Kararı, davacı vekili temyiz etmiştir.
1- Dava, davacı şirketin eski genel müdür ve muhasebe müdürü olan davalıların görev yaptıkları dönemde şirkete verdikleri zararın tazmini istemine ilişkindir. Mahkemece bozma sonrası yapılan yargılama sonucunda, davacının işbu davayı dava dışı … Pazarlama A.Ş’nin büyük hissedarı, hakim ortağı sıfatıyla açtığı ve davanın dolaylı zarara ilişkin bulunduğu, bu durumda hükmedilecek tazminatın ancak ortak olunan şirkete verilmesi istenebileceğinden davacı adına tahsil talepli davanın dinlenilebilmesinin mümkün olmadığı ve ayrıca ortak olunan şirketin iflasına karar verilerek sicilden terkin edildiğinden bahisle hüküm tesisi cihetine gidilmiştir. Ancak, işbu davada davalılara, dava dışı … A.Ş’nin alacağının, dava dışı şahıslar adına borç yazılması gerekirken davacı şirketin borcu olarak davacı kayıtlarında muhasebeleştirdikleri iddiası ile husumet yöneltilmiştir. Davacı, dava dışı şirket ortaklığından gelen bir zarardan değil, doğrudan kendisinin borçlandırılmasından kaynaklanan zararını, kendi yöneticileri oldukları iddiasıyla davalılardan istemektedir.
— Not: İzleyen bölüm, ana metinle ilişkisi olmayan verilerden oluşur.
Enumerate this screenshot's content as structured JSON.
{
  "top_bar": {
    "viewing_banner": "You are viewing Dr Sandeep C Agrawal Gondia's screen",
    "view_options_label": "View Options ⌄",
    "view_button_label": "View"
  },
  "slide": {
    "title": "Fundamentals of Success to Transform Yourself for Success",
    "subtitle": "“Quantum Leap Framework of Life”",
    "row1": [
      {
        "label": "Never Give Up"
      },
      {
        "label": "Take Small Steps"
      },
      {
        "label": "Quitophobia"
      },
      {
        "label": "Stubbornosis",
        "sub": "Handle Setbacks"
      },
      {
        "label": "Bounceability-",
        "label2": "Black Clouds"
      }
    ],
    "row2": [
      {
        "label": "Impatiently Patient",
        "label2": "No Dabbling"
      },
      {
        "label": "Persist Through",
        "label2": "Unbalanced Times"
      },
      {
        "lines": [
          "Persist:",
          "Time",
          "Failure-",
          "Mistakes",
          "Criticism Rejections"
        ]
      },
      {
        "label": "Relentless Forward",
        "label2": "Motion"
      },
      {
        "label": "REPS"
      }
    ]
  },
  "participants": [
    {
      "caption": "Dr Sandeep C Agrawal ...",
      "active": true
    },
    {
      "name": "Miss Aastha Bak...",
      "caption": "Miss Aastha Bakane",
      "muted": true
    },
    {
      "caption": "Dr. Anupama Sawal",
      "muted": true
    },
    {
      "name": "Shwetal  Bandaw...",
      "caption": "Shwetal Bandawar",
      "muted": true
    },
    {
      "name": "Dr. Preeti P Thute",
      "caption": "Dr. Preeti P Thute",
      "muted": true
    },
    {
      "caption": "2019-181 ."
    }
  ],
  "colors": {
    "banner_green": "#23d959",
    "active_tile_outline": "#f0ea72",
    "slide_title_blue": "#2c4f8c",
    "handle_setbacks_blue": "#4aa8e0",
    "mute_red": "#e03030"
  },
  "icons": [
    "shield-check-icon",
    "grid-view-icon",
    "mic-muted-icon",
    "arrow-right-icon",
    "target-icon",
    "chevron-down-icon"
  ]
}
O halde, uyulmasına karar verilen Dairemiz 05/02/2014 tarih, 2013/17264 E-2014/1951 K. sayılı bozma ilamında da belirtildiği üzere, uyuşmazlık 6762 sayılı TTK’nın 341. maddesinin yönetim kurulu üyelerinin sorumluluğuna ilişkin olup, dosya kapsamından davalıların davacı şirketin yönetim kurulunda yer alıp almadıkları anlaşılamadığından, davalıların işlem tarihi itibariyle davacı şirket yöneticisi olup olmadığının; kendilerinin yönetim kurulu üyesi olmadıklarına dair beyanları ile de yetinilmeksizin, Ticaret Sicil Müdürlüğü’nden davacı şirket kayıtları getirtilerek, tespiti sağlanıp hasıl olacak sonuca göre değerlendirme yapmak gerekirken, dava dışı … Pazarlama A.Ş.’ne ait kayıtlar getirtilmek sureti ile ve bozma ilamının gereği de yerine getirilmeksizin yanılgılı değerlendirme ve eksik incelemeye dayalı yazılı şekilde hüküm tesisi doğru olmamış, bozmayı gerektirmiştir.
2- Bozma sebep ve şekline göre, davacı vekilinin temyiz itirazlarının incelenmesine şimdilik gerek görülmemiştir.
SONUÇ: Yukarıda (1) numaralı bentte açıklanan nedenlerle, kararın re’sen BOZULMASINA, (2) numaralı bentte açıklanan nedenlerle, davacı vekilinin temyiz itirazlarının incelenmesine şimdilik yer olmadığına, ödediği peşin temyiz harcın isteği halinde temyiz edene iadesine, 21.03.2017 tarihinde oybirliğiyle karar verildi.